Il y a toujours deux lectures d’un spectacle de Castellucci, deux manières de les approcher, concomitantes. Deux vitesses de lecture, singulièrement évidentes dans ses créations, mais qui valent sans doute pour d’autres que lui. Inferno, Purgatorio et Paradiso le confirment une fois encore. Ces deux spectacles agissent d’abord comme spectacles, ils s’assument et impressionnent comme tels, sans détours. Aucun jeu de mise en abîme de la représentation, aucune ironie sur les fonctions de chacun – ces postures qui sont devenues communes, l’impuissance du spectacle qui se dénonce elle-même, le spectateur qu’on appelle à être acteur participant ou au contraire à qui on rappelle la suffisance de sa position jouissive ou critique mou. Inferno dans la Cour d’honneur du Palais des Papes s’assume comme événement, comme hors-mesure. Le théâtre se fait spectacle, en ne se donnant aucune limite – ce qui sera contredit par le rythme lent, posé, appuyé même parfois, de chaque scène, et par le sensible assumé de certaines situations.
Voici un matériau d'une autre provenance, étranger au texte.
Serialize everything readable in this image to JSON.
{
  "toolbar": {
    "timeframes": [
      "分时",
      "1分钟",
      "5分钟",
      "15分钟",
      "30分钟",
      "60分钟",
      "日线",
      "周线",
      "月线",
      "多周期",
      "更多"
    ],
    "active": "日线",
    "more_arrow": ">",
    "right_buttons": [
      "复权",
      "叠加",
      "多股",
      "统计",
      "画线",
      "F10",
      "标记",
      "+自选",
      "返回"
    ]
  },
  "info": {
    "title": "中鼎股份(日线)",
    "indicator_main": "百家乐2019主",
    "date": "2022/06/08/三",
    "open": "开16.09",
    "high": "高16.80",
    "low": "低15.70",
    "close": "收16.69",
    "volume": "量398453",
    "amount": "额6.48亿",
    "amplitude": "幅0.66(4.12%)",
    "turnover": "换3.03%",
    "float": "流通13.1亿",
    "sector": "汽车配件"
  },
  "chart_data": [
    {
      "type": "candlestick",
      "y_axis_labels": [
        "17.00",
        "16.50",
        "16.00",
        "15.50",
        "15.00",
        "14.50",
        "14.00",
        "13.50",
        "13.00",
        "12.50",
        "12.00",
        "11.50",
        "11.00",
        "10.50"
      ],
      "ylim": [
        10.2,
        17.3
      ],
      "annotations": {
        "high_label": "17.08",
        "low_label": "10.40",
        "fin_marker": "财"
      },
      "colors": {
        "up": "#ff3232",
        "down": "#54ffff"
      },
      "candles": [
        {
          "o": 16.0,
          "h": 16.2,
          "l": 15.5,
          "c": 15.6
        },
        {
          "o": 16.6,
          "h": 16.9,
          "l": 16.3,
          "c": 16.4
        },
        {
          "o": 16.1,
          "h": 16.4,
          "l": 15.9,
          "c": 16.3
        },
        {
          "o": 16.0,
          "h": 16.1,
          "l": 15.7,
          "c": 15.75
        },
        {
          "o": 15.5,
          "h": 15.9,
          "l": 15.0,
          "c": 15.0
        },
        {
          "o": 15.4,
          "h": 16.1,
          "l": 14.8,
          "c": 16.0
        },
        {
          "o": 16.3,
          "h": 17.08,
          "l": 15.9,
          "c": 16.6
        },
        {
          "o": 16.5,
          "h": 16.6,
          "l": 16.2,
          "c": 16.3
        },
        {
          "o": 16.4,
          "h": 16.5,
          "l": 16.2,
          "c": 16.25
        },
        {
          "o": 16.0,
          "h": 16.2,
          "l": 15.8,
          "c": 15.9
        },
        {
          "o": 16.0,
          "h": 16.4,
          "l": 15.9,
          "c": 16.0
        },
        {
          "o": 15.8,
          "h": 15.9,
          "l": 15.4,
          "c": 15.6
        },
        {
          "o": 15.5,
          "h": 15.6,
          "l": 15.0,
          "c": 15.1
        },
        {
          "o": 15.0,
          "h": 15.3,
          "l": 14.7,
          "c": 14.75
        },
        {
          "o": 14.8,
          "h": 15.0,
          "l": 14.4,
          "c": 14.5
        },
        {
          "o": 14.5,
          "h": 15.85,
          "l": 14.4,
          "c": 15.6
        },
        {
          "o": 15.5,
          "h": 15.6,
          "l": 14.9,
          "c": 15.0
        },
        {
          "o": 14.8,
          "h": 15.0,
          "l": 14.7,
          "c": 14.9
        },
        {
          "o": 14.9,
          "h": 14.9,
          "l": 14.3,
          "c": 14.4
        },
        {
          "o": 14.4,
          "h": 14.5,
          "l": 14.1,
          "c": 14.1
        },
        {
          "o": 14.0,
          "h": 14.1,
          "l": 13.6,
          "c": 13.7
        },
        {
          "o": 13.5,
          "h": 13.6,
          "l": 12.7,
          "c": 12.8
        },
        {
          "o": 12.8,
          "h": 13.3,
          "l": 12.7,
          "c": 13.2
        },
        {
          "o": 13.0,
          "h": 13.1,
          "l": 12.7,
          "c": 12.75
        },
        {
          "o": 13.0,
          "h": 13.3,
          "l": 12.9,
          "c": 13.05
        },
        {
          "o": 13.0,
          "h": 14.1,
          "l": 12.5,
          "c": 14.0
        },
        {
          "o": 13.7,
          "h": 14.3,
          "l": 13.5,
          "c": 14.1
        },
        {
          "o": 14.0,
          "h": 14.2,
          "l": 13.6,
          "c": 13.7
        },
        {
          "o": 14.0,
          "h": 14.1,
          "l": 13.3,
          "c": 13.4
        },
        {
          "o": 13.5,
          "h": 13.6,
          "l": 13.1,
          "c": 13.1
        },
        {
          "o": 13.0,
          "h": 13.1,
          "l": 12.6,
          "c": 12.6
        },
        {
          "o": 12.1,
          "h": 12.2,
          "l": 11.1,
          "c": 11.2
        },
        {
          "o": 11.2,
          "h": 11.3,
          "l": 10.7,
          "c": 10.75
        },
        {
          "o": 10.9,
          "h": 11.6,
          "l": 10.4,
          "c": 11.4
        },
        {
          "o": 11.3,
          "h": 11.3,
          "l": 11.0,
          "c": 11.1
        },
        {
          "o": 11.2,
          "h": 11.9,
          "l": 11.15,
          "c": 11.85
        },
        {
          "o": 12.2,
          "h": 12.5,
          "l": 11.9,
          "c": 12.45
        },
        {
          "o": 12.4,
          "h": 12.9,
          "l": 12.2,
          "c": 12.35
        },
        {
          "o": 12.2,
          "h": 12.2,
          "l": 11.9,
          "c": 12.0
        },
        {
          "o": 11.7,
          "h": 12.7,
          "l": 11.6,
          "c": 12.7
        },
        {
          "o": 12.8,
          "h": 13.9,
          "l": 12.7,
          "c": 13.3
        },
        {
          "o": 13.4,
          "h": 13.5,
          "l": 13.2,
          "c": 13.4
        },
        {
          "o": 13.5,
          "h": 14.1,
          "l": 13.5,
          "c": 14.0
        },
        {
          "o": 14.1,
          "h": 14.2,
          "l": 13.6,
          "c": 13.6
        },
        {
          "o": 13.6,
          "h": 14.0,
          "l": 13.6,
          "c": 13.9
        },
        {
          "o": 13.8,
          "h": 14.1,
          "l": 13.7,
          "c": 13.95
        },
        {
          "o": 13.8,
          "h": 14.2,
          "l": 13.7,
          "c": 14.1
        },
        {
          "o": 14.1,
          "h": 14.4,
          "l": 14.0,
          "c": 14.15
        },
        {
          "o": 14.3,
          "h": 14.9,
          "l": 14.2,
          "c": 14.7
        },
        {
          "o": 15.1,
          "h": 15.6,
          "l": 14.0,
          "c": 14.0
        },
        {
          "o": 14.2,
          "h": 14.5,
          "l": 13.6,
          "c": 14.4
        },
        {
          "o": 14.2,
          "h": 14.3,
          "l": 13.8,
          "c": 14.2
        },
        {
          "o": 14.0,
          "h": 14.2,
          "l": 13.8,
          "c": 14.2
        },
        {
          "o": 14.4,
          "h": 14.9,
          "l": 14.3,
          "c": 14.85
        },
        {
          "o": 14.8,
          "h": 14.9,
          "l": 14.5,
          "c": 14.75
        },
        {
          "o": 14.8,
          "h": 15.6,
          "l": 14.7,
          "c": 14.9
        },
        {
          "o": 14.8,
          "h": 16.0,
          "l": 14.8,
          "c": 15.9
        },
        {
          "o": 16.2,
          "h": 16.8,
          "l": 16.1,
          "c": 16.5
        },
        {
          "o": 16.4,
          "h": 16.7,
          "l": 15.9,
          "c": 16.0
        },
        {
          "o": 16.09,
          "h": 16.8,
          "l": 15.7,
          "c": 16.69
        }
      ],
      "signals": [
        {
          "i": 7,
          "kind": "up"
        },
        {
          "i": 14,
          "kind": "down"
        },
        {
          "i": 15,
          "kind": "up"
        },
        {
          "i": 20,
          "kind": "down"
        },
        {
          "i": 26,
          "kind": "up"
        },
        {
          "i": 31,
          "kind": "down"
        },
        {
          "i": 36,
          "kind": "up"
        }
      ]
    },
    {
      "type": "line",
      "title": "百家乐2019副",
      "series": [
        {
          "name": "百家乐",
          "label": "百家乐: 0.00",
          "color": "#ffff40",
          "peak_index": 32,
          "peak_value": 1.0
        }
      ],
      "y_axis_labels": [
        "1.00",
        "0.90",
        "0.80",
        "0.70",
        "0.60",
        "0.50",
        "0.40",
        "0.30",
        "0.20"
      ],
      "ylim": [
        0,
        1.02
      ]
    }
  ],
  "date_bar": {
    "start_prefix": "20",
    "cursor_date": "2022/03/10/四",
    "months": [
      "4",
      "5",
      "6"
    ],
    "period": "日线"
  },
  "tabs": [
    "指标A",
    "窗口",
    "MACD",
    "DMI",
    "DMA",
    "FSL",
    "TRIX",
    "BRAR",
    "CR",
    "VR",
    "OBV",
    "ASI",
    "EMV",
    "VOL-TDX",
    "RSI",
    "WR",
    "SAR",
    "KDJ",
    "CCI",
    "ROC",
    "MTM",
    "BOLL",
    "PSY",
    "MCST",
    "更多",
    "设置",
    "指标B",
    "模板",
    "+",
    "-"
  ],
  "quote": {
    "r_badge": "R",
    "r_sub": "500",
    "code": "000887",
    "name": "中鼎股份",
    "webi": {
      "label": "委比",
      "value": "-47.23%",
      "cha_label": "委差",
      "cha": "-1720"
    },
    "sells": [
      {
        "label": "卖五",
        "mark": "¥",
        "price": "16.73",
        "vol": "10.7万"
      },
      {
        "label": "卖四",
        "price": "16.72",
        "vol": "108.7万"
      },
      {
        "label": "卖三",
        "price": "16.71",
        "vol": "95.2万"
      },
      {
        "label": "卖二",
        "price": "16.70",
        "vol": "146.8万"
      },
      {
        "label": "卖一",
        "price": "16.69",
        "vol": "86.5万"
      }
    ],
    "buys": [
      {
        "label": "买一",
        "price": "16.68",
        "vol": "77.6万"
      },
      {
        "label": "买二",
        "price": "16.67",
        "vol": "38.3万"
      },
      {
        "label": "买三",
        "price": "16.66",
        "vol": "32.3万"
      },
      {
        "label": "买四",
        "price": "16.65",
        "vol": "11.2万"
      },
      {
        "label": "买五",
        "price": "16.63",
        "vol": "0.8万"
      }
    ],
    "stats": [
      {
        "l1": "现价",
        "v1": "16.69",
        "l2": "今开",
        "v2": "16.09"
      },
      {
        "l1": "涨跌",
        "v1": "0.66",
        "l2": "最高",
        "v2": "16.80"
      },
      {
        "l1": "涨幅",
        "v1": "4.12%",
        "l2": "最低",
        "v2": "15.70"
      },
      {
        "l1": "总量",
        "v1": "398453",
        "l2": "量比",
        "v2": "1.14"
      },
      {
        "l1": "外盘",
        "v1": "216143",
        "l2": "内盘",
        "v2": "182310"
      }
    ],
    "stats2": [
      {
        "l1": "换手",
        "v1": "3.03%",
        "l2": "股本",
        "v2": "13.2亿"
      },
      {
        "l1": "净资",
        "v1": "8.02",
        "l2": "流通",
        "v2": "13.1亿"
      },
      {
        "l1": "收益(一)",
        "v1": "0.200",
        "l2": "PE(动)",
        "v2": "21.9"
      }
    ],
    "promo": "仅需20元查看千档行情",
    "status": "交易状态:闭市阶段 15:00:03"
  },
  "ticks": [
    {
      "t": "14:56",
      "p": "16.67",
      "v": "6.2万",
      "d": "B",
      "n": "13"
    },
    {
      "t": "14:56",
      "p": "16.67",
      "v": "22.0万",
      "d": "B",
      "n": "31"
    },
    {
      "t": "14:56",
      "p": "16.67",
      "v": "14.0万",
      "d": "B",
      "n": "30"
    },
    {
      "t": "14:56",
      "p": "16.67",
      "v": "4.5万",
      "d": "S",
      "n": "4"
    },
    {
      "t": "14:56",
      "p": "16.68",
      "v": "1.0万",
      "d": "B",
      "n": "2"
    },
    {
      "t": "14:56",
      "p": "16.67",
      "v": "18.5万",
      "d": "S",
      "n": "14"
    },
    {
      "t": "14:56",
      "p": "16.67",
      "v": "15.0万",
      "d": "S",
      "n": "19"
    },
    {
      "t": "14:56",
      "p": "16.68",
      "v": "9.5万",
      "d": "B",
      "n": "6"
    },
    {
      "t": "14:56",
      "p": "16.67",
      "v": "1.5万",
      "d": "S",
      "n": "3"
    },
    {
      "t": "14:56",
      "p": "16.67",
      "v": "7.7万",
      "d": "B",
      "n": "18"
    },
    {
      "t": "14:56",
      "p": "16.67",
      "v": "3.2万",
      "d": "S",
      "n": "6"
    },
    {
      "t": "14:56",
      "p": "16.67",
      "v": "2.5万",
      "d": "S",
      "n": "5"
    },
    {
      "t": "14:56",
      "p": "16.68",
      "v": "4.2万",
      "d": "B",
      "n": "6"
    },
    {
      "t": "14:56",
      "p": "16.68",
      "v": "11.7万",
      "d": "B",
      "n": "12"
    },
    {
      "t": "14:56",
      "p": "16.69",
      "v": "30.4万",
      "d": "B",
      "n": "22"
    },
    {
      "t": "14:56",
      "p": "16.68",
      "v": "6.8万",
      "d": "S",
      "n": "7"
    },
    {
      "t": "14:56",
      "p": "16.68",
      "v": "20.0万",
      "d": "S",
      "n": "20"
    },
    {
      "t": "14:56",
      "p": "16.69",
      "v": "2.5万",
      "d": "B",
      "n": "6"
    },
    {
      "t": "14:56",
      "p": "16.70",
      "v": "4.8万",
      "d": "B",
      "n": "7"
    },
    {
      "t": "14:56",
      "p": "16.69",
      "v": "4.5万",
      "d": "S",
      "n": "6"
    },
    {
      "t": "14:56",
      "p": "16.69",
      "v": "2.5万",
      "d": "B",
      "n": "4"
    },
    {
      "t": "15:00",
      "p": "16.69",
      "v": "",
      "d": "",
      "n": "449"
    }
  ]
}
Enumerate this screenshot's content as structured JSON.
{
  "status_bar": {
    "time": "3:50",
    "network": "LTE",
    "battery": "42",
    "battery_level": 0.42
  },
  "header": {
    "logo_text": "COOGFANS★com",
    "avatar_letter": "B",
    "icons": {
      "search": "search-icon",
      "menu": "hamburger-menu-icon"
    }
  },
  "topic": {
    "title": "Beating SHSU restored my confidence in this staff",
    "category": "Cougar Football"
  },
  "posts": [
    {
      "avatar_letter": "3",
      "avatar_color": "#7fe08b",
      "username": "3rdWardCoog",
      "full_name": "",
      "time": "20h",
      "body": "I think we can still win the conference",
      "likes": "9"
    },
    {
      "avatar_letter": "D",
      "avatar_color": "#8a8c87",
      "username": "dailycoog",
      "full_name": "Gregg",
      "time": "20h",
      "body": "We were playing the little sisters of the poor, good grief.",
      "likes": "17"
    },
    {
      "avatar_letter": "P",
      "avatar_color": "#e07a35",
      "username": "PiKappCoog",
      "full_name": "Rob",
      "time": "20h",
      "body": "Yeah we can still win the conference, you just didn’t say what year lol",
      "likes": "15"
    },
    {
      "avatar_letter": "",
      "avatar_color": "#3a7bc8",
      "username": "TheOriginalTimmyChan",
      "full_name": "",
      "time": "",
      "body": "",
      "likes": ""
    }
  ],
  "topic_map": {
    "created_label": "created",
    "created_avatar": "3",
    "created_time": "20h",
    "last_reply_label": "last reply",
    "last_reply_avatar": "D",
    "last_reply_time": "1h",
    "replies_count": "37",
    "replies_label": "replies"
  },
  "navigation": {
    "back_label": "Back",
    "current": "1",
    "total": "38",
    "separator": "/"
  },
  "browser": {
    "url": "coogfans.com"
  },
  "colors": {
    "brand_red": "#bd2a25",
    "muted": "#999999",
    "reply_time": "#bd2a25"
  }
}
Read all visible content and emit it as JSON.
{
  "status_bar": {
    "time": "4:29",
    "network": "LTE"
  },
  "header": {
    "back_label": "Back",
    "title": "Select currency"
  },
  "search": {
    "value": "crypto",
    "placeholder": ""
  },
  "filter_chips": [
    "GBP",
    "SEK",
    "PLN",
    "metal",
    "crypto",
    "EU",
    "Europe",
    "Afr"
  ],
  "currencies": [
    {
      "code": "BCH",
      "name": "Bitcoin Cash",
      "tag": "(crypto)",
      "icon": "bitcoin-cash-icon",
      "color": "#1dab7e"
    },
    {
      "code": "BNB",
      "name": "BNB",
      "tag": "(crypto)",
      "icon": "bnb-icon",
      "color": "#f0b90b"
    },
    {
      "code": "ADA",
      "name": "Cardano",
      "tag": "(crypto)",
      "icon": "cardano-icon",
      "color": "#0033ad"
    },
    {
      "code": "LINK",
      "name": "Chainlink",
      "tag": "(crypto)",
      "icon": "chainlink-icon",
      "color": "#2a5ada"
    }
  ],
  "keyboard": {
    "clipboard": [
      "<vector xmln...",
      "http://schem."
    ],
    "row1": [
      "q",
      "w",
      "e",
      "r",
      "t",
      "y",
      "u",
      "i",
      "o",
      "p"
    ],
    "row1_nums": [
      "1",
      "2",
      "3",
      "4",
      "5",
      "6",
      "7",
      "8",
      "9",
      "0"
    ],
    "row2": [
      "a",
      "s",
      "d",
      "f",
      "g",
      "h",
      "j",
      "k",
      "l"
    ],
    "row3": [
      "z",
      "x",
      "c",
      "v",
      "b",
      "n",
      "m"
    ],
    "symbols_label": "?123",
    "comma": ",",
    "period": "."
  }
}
Efficace du spectacle, qui avance dans ses propositions, mêlant images fascinantes et séquences lentes, machines terribles et moments sensibles – on est entraîné par lui, dans ses méandres et ses variations, de la même manière que l’on suit mi-inquiet mi-fasciné la montée de l’homme-araignée le long de la façade du Palais. Première lecture. De la même manière, dans Purgatorio, la mécanique dramatique se met lentement en place, imperturbable et cruelle. Chaque scène, chaque geste, chaque mot est une nouvelle dent à l’engrenage dramatique. Conçu comme un drame classique, usant de toutes les tensions dramatiques possibles autour des trois protagonistes d’une même famille – le spectaculaire est remplacé par le dramatique. Dans Paradiso enfin, la beauté du lieu ruiné, la variation infinie du reflet sur l’eau, la mélancolie qui se dégage du piano brûlé au loin, la puissance du son et la scansion violente du drapeau occultant régulièrement l’image occupent le regard, l’écoute, la conscience de façon continue, nous plongeant dans une forme de stupeur ou de méditation.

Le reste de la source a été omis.